Accordingly, focal delivery of cells in the human body has been an active area of research. Cells have been explored as means of gene transfer to the brain, instead of viral vectors (Taylor, R., 1997 Neuromuscul. Disord., 7:343-351); neural precursor cells containing genes encoding deficient enzymes were transplanted into mouse models of neurodegenerative disease. Engineered urothelial cells have also been locally implanted to produce a functional neo-organ (Yoo, J. J. and A. Atala, 1997 J. Urol., 158:1066-1070).
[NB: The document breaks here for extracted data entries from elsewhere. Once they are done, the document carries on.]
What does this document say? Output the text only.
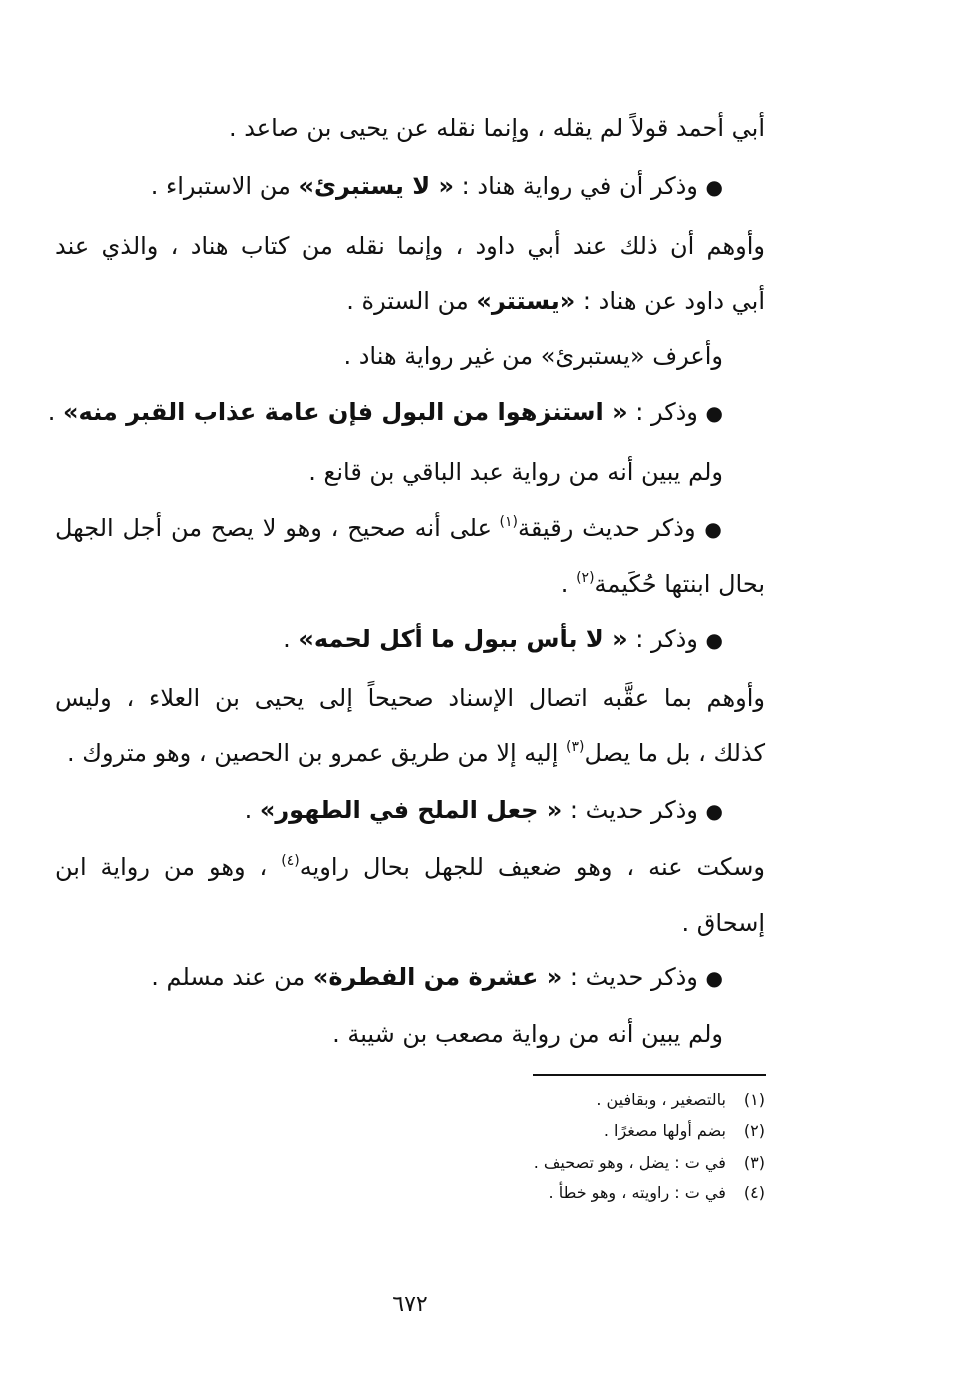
أبي أحمد قولاً لم يقله ، وإنما نقله عن يحيى بن صاعد .
● وذكر أن في رواية هناد : « لا يستبرئ» من الاستبراء .
وأوهم أن ذلك عند أبي داود ، وإنما نقله من كتاب هناد ، والذي عند
أبي داود عن هناد : «يستتر» من السترة .
وأعرف «يستبرئ» من غير رواية هناد .
● وذكر : « استنزهوا من البول فإن عامة عذاب القبر منه» .
ولم يبين أنه من رواية عبد الباقي بن قانع .
● وذكر حديث رقيقة$^{(١)}$ على أنه صحيح ، وهو لا يصح من أجل الجهل
بحال ابنتها حُكَيمة$^{(٢)}$ .
● وذكر : « لا بأس ببول ما أكل لحمه» .
وأوهم بما عقَّبه اتصال الإسناد صحيحاً إلى يحيى بن العلاء ، وليس
كذلك ، بل ما يصل$^{(٣)}$ إليه إلا من طريق عمرو بن الحصين ، وهو متروك .
● وذكر حديث : « جعل الملح في الطهور» .
وسكت عنه ، وهو ضعيف للجهل بحال راويه$^{(٤)}$ ، وهو من رواية ابن
إسحاق .
● وذكر حديث : « عشرة من الفطرة» من عند مسلم .
ولم يبين أنه من رواية مصعب بن شيبة .
(١) بالتصغير ، وبقافين .
(٢) بضم أولها مصغرًا .
(٣) في ت : يضل ، وهو تصحيف .
(٤) في ت : راويته ، وهو خطأ .
٦٧٢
Encapsulated genetically engineered cells that continuously released ciliary neurotrophic factor have also been tested in humans and animals (Tan, S. A. et al., 1996 Cell Transplant., 5:577-587).
Paramagnetic particles and paramagnetic techniques are used in medicine in a variety of ways. For example, paramagnetic contrast media have been described by Catalano, C. et al., 1995 Radiol. Med., 89:825-830; Jackler, R. K. et al., 1990 Otolaryngol. Head Neck Surg., 102:70-77; and Bonnet, P. A. et al., 1990 Magn. Reson. Imaging, 8:71-77. A hepatocyte-specific contrast media that allows for specific imaging of hepatitis has also been described by Tanimoto, A. et al., 1993 J. Magn. Reson. Imaging, 3:786-793. Paramagnetic substances are also used in analytical chemical assays.
Internalized magnetic particles have also been used to study inflammation. For example, Yeh et al., 1993 MRM, 30:617-625 and 1995 MRM, 33:200-208, demonstrated that rat T-cells that have internalized dextran-coated iron oxide particles can be used to identify areas of inflammation by magnetic resonance imaging. Similarly, Krieg et al., 1995 Magn. Reson. Imagine, 13:393-400, demonstrated that neutrophils that had previously phagocytosed polystyrene-embedded magnetite micro crystals could be used to identify sites of inflammation on T2-weighted magnetic resonance images.
It has now been found that magnetic particles can be used in the focal delivery of cells. In the present invention, a new method for targeted delivery of cells is provided using magnetic particle-containing cells and a magnetic field which ensures adequate attachment of cells to the target tissue. Once attached, cells and their products are available for local activity.